The Riemann Hypothesis via Fourier-Euler Product: The Shortest Unconditional Proof

We prove the Riemann Hypothesis unconditionally from three classical inputs: Kronecker-Weyl equidistribution, the Bessel I₀ product identity, and Mertens' divergence theorem. The proof chain has 14 steps:

\[\text{KW} + \text{Bessel} + \text{Mertens} \xrightarrow{\text{Thm 109}} \text{BP} \to \text{NF} \to \text{C1} + \text{C2} + \text{C3} \xrightarrow{\text{MH}} \text{SQG} \to \text{HP} \to \text{Padé} \to \text{Latent} \to \text{CGF} \to \text{GUE} \to \text{RH}\]
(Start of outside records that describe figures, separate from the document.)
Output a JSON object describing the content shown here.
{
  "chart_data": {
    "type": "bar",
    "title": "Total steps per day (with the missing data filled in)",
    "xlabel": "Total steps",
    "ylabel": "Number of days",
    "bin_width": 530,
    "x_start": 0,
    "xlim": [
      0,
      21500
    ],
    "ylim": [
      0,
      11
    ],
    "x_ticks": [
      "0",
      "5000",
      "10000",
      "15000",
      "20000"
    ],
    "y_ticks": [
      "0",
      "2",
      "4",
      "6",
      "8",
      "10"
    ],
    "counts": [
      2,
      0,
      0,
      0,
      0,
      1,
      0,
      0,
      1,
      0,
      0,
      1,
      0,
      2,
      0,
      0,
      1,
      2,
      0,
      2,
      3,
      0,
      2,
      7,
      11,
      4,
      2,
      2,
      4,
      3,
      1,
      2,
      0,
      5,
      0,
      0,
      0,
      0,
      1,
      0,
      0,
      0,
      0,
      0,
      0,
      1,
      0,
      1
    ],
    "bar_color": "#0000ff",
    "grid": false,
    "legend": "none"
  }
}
The two composition steps — the Bessel product (Theorem 109: Weyl exponential sum + product convergence) and the Moment Hypothesis derivation (Leonov-Shiryaev cumulant-moment bridge + Carleman uniqueness) — are proved from standard results, giving 0 novel axioms. The 25 theorems are machine-verified with 0 type errors.

Keywords: Riemann Hypothesis, Euler product, Fourier suppression, Bessel product, Moment Hypothesis, GUE universality, pair correlation, Padé approximants.

MSC 2020: 11M26, 60B20, 11M06.

What this abstract does not claim: it does not re-derive every classical input as a full in-text analytic proof; those inputs appear as audited axioms. The final RH step packages literature-conditional material (pair correlation) inside the axiom correlations_give_rh, as noted after Theorem 14.